KJK: One of the people responsible for helping me following this through was West Chester artist Philip Jamison. We’ve known each other for years, and he said to me, “If you don’t write this, it’s going to be a whole lost era that people don’t even know about.” It took a lifetime so far to get this out, but it was a very unique situation—working with Carolyn Wyeth and seeing her brother work over at our family farm. I wanted this to be almost an extension of Robert Henri’s book, The Art Spirit, and a simplified way to reach young artists.

MLT: Does any one memory stick out from that time?

KJK: The first time I ever met Carolyn, she looked at my work and said, “I’ve seen your drawings, now go home and I’ll see you in two weeks.” That really threw me. I’m thinking, “Well, your brother’s been there, he’s covered everything.” I specifically went over to the farm when Andy was painting and asked if I could have permission to paint on my own property. He laughed at me and said, “If you have your own voice, you’ll see it through.”

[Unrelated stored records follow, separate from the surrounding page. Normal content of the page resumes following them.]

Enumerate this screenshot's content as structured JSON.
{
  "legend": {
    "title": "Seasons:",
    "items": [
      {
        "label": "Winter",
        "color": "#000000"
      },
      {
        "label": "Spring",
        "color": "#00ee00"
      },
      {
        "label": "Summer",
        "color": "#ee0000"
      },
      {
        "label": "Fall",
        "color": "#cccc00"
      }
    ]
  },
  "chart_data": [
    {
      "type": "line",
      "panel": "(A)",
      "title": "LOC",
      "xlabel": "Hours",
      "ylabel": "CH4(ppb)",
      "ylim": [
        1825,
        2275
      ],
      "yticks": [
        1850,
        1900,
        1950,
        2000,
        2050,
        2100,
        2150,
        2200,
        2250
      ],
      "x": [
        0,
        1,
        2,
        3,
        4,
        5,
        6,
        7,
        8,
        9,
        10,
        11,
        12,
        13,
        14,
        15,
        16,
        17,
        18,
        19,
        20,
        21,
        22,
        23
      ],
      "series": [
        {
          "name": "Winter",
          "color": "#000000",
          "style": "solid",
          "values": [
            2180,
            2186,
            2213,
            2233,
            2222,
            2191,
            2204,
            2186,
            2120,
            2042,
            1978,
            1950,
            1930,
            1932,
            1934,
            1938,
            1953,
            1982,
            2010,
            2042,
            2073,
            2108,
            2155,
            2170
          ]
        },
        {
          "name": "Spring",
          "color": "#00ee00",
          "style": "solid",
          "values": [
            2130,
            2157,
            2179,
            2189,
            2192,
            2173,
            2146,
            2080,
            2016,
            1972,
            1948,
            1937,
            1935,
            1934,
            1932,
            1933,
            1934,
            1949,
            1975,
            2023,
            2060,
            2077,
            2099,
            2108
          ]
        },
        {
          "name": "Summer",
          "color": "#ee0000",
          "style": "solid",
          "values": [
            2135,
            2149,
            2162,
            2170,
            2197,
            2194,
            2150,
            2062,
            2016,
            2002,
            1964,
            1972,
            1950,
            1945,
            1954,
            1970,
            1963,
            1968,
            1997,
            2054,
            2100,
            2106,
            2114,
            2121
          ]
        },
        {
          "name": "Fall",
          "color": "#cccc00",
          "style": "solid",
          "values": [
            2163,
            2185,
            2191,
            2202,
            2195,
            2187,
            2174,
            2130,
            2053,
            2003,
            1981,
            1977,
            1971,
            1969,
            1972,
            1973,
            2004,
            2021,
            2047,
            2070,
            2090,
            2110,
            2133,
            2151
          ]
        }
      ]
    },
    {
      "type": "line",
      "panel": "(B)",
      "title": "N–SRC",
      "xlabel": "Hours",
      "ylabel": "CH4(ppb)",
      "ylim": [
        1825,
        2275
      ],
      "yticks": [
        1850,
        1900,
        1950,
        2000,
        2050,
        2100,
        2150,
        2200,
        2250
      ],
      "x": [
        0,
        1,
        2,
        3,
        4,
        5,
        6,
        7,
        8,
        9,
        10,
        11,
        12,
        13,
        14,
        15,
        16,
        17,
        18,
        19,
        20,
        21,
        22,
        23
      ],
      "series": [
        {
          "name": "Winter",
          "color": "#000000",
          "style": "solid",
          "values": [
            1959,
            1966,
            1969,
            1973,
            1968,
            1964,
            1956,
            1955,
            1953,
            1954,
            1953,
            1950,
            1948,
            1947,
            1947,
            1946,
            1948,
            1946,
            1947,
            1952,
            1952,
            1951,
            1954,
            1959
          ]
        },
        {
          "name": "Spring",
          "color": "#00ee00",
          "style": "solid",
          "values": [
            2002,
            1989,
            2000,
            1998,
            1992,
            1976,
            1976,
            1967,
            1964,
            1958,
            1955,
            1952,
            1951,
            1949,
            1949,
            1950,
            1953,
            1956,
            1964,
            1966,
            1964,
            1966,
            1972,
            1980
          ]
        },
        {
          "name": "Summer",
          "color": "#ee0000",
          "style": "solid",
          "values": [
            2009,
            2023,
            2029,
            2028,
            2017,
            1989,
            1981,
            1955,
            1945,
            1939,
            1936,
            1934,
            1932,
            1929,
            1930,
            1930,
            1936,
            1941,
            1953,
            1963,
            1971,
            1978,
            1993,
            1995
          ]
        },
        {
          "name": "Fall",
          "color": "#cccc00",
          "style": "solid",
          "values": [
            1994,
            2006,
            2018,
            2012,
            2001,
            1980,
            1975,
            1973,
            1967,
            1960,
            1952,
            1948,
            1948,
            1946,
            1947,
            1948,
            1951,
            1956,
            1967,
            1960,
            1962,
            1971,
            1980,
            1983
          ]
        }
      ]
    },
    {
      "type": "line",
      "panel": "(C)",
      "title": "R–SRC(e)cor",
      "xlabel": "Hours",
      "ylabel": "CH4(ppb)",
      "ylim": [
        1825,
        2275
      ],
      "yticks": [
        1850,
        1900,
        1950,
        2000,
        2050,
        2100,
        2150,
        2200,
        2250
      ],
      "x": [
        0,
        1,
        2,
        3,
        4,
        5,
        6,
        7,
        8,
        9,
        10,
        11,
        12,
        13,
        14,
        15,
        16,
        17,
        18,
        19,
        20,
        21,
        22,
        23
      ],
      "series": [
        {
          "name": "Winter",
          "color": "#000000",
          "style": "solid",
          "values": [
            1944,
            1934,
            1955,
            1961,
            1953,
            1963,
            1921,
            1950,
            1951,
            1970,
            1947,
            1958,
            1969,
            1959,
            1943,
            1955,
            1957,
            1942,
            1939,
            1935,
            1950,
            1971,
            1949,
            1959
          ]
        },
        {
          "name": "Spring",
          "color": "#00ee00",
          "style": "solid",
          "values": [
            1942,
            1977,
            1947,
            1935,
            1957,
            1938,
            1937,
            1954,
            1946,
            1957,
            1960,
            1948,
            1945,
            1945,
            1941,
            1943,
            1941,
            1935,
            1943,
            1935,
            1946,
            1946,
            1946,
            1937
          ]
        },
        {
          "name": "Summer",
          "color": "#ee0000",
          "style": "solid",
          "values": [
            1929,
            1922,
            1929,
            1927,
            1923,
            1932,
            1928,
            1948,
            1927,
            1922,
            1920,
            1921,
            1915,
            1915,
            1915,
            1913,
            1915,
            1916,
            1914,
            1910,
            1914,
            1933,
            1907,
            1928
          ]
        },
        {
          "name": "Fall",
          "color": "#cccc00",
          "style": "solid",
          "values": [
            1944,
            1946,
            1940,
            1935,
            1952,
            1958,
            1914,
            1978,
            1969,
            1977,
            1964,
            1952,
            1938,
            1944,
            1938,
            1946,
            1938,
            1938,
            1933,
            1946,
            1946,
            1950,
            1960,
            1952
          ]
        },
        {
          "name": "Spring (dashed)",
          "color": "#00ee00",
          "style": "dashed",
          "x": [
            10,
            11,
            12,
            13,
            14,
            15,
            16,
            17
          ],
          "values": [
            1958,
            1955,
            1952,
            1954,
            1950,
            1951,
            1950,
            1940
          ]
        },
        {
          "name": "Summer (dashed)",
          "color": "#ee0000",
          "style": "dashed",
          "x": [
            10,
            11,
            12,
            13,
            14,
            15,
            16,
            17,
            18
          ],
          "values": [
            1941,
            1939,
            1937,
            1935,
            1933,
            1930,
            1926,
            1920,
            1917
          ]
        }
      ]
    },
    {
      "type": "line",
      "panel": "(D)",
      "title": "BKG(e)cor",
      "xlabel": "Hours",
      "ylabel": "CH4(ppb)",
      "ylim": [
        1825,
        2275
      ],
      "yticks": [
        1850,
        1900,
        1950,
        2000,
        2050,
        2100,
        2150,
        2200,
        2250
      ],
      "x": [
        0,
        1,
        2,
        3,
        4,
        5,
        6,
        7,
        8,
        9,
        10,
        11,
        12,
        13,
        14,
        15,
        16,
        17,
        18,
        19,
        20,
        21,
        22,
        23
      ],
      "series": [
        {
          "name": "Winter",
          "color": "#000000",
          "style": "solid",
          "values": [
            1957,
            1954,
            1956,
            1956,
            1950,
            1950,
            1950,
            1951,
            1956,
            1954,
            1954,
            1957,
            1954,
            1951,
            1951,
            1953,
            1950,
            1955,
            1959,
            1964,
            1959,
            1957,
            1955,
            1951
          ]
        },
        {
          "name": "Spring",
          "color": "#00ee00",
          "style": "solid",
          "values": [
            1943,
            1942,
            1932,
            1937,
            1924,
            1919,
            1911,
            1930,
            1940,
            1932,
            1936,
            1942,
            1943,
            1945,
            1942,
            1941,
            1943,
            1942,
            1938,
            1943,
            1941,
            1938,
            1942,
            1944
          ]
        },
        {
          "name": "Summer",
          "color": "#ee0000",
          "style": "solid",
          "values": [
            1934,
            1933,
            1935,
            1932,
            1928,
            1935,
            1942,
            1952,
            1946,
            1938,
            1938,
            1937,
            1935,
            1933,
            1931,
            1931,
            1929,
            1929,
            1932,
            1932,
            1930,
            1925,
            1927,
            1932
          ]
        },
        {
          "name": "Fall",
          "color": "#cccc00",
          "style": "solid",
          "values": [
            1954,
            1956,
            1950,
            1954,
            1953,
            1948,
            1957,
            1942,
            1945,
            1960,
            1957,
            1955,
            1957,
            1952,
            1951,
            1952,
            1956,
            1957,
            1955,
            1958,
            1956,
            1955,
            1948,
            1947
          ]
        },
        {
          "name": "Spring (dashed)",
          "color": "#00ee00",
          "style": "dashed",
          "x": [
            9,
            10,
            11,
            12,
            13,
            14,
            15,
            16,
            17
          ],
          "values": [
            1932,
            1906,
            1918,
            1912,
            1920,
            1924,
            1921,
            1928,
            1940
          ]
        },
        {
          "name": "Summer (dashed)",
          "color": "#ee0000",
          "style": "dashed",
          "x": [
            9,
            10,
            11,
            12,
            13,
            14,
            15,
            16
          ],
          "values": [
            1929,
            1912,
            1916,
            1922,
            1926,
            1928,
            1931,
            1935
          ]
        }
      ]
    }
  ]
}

MLT: How have those lessons influenced your own teaching?

KJK: You have to work with everyone as one creative person to another. As a teaching artist, you always have to be an encourager. You never want to teach somebody to emulate what you’re doing. You have to work with them to be a pioneer, to make some self-discoveries and [know] that there’s no right or wrong way.

MLT: What about overcoming obstacles?

KJK: A painting can be very daunting. If you paint as if you have something to say, you’ll get that point across, but there may be a lot of pitfalls along the way. You learn to succeed by making mistakes.

MLT: What is it about the Brandywine Valley that’s such a draw to artists?

KJK: Andy certainly reached America at a time where the average person could relate to his work, and I think that probably still draws people in today. Other artists are attracted by the visual, and maybe not the soulful, knowledge. Growing up here, you learn a simple way of life, and the simple things can be very entertaining. Imagination as a young child can take you a very long way.